Dear Guru's
Given a full filename /a/b/c/d/file.txt how do i determine what part is the mount point ( say /a/b).
Cheers, Karel
Hi karelb,
For a path like your sample you can try:
echo "/a/b/c/d/file.txt" | awk -F"/" '{print "/" $2"/"$3}'
/a/b
Regards
cgkmal
thanks for your answer but that is not exactly what I am after.
To clarify more exactly what I want is the following:
Given an arbitrary full file name on a system I do not know, how do I determine the automount part of that filename.
The hard way would be:
- strip the filename from the path
- df -k the path
- process the outcome and I have the mountpoint
I was hoping there would be standard command for that?
file=($(echo /a/b/c/d/file.txt | sed 's|/| |g'))
for i in ${file[@]}; do [[ $(df -h|grep $i) ]] && echo -e "mount point exist in\n `df -h|grep $i `" ; done
Indeed you will need to use the 'df' command. This is what I would do...
On Linux:
df -P $(dirname /a/b/c/d/file.txt) | awk '{c++} c==2 {print $NF}'
On Solaris:
df $(dirname /a/b/c/d/file.txt) | awk '{print $1}'
Hope this helps,
Mark.
df would be the right thing you are looking for.

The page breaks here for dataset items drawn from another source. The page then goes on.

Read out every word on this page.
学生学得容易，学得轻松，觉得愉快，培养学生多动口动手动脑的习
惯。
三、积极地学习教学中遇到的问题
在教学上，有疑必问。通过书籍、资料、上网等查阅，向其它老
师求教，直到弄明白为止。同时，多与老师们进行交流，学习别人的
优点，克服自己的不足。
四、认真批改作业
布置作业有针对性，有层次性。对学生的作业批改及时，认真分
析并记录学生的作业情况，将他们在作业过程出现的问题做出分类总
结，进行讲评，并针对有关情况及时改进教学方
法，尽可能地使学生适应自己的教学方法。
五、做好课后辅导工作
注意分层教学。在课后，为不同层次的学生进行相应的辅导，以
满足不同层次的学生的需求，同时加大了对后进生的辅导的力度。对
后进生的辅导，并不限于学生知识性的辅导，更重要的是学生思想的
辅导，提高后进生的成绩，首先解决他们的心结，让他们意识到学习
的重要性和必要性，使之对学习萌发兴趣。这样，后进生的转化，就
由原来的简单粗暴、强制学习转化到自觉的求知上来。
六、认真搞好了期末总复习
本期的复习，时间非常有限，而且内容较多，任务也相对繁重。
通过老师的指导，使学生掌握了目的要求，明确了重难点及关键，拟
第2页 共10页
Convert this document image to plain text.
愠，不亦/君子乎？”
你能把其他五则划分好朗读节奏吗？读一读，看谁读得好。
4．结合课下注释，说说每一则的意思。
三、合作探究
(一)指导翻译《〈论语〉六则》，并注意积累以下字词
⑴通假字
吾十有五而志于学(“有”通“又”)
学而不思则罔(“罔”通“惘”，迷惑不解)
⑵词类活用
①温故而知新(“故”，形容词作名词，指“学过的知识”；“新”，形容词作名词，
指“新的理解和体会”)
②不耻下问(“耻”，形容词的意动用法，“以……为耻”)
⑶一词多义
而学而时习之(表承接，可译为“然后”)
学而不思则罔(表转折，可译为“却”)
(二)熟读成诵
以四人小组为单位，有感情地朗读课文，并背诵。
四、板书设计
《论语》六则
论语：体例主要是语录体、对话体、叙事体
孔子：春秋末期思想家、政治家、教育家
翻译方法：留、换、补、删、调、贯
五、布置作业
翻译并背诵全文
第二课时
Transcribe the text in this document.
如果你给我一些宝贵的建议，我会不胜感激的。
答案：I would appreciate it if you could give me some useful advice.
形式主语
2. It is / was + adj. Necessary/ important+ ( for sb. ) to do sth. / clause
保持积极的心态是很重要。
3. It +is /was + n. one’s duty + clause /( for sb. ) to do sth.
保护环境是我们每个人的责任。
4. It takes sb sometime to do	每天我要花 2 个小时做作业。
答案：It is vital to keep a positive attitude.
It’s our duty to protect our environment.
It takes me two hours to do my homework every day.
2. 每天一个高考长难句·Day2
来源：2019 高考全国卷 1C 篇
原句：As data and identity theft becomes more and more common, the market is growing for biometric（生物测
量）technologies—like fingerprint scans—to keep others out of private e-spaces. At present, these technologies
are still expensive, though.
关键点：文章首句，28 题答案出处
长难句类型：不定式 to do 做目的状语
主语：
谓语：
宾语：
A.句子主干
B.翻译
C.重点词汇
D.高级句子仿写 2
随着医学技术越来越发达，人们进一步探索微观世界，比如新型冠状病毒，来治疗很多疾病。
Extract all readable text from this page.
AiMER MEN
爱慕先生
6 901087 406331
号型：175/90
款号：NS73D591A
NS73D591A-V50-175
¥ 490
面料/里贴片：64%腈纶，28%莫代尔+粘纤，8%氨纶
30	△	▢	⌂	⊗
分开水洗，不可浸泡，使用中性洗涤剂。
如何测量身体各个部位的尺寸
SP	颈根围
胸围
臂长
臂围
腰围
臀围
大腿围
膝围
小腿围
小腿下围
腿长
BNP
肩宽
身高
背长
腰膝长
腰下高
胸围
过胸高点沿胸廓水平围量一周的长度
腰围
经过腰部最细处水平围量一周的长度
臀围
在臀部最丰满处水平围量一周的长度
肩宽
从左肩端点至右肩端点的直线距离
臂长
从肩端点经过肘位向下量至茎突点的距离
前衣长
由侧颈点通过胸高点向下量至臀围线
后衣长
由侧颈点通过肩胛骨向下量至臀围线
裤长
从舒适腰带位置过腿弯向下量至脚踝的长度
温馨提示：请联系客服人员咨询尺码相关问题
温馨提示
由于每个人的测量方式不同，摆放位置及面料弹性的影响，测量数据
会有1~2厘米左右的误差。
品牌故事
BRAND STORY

btw, dirname perhaps could be omitted.
if you are under
/a/b/c/d/
df file.txt | awk....
will give you the mount point.
if you gave full path with file name:
df /a/b/c/d/file.txt |awk ...
will also give the mount point back.
Gents
Thanks for the excellent answers.
I will adopt the one-liners from Mark as they are more readable.
Cheers, Karel